Okay, I'm not crazy. The voices belong to the characters who take up residence in my head between manuscripts. When I'm immersed in a manuscript, it's like being in love - the kind of infatuated, passionate, can't get enough of him feeling from our very first loves. Nothing and no one else exists, and that's okay. It keeps other characters at bay; other characters who belong in other works yet to come and are waiting patiently to tell their story. But they know when the manuscript is finished, and they make sure I know they are there. They start quiet. It's a whisper as I'm falling asleep. A glimpse of a new protagonist, her form nearly sparkling with intriguing possibility. The voice of an exciting new book boyfriend, deep and resonating, sight unseen. My mind begins to fill in the blanks without my permission, sometimes in dreams, sometimes in quiet moments when I'm not paying attention, sometimes when I'm knee deep in momhood and laundry and dishes.
If I ignore these characters, their words and stories, they get loud. If I stubbornly refuse to acknowledge them, to enter into the agreement to tell their tale, this is when the ugliness starts. The only way back to normalcy, for me, is to begin.
Stephen King says that "stories are found things, like fossils in the ground… The writer’s job is to use the tools in his or her toolbox to get as much of each one out of the ground as intact as possible.” I didn't understand this quote until a couple years ago. It's the idea that, as writers, we have only a certain amount of control over what and how and when we write. In the same way some words must be spoken, some songs must be sung, some stories just must be told, or they will wear a hole in us that can only be repaired by facing our fear and telling the truth. Because, as the man also says, "fiction is the truth inside the lie."
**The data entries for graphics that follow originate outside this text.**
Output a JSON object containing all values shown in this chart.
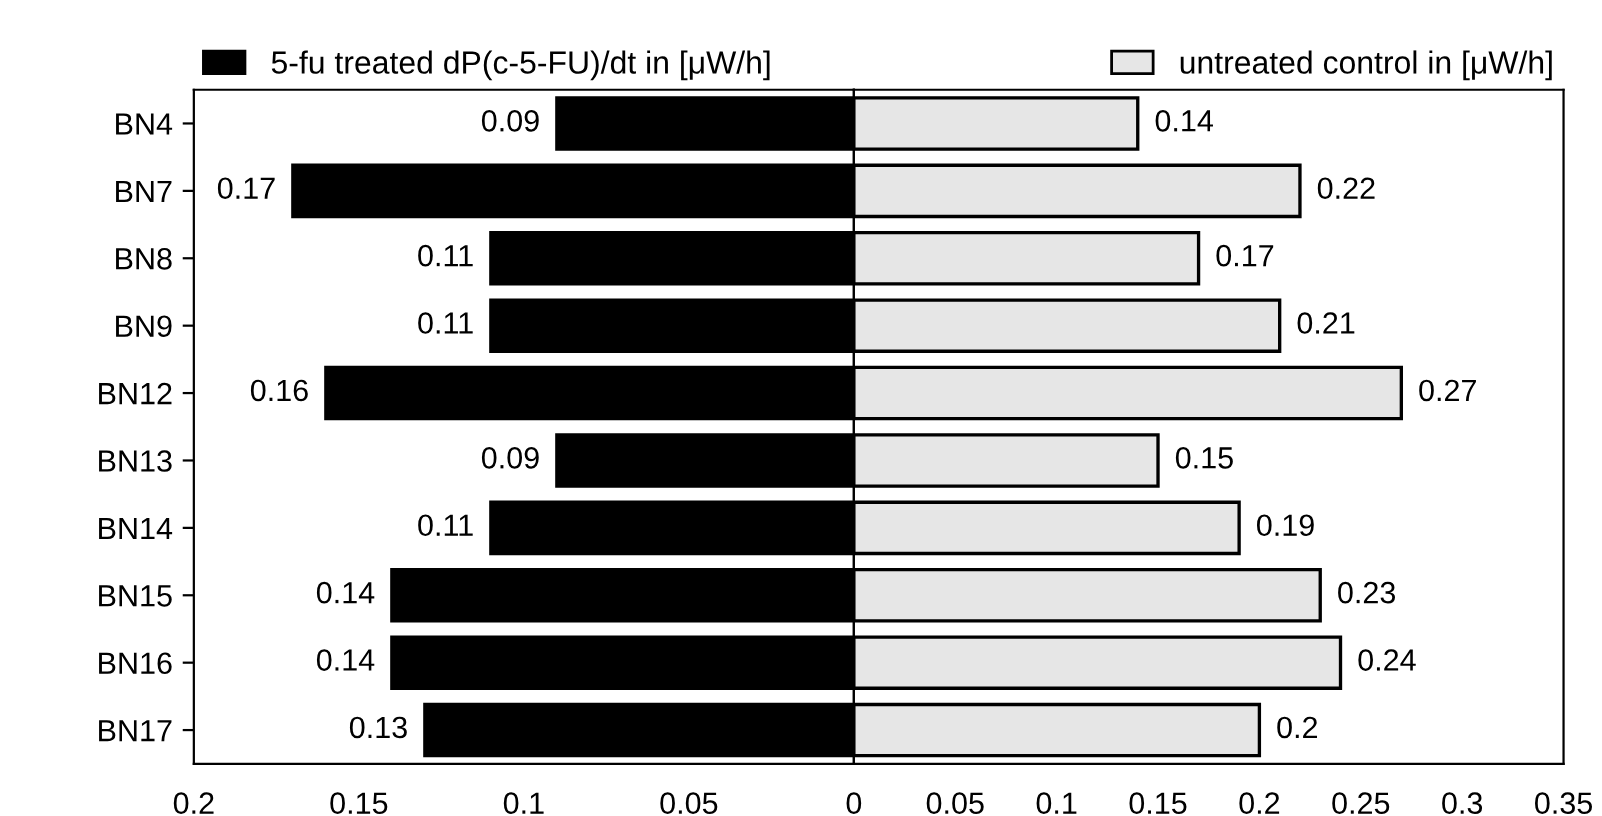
{
  "chart_data": [
    {
      "type": "bar",
      "orientation": "horizontal",
      "categories": [
        "BN4",
        "BN7",
        "BN8",
        "BN9",
        "BN12",
        "BN13",
        "BN14",
        "BN15",
        "BN16",
        "BN17"
      ],
      "series": [
        {
          "name": "5-fu treated dP(c-5-FU)/dt in [μW/h]",
          "color": "#000000",
          "values": [
            0.09,
            0.17,
            0.11,
            0.11,
            0.16,
            0.09,
            0.11,
            0.14,
            0.14,
            0.13
          ]
        }
      ],
      "xlim": [
        0.2,
        0
      ],
      "xticks": [
        0.2,
        0.15,
        0.1,
        0.05
      ],
      "data_labels": true,
      "legend": "top left",
      "grid": false
    },
    {
      "type": "bar",
      "orientation": "horizontal",
      "categories": [
        null,
        null,
        null,
        null,
        null,
        null,
        null,
        null,
        null,
        null
      ],
      "series": [
        {
          "name": "untreated control in [μW/h]",
          "color": "#e6e6e6",
          "values": [
            0.14,
            0.22,
            0.17,
            0.21,
            0.27,
            0.15,
            0.19,
            0.23,
            0.24,
            0.2
          ]
        }
      ],
      "xlim": [
        0,
        0.35
      ],
      "xticks": [
        0,
        0.05,
        0.1,
        0.15,
        0.2,
        0.25,
        0.3,
        0.35
      ],
      "data_labels": true,
      "legend": "top right",
      "tick_labels": "x",
      "grid": false
    }
  ]
}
So I'm a little in love with Stephen King. So what. He's a smart guy. This is what I know: I am a better person when I'm writing. I'm not talking about writing for pay. That's an entirely different topic, with a whole different set of struggles. I'm talking about writing with the door closed. Writing what I want to write. Letting the people in my head out, letting them speak and listening well. Staying true to my characters and their story. This is my therapy, my release, my fun, my tears, my heart. Writing is my bliss, even when it's not. This is why I write.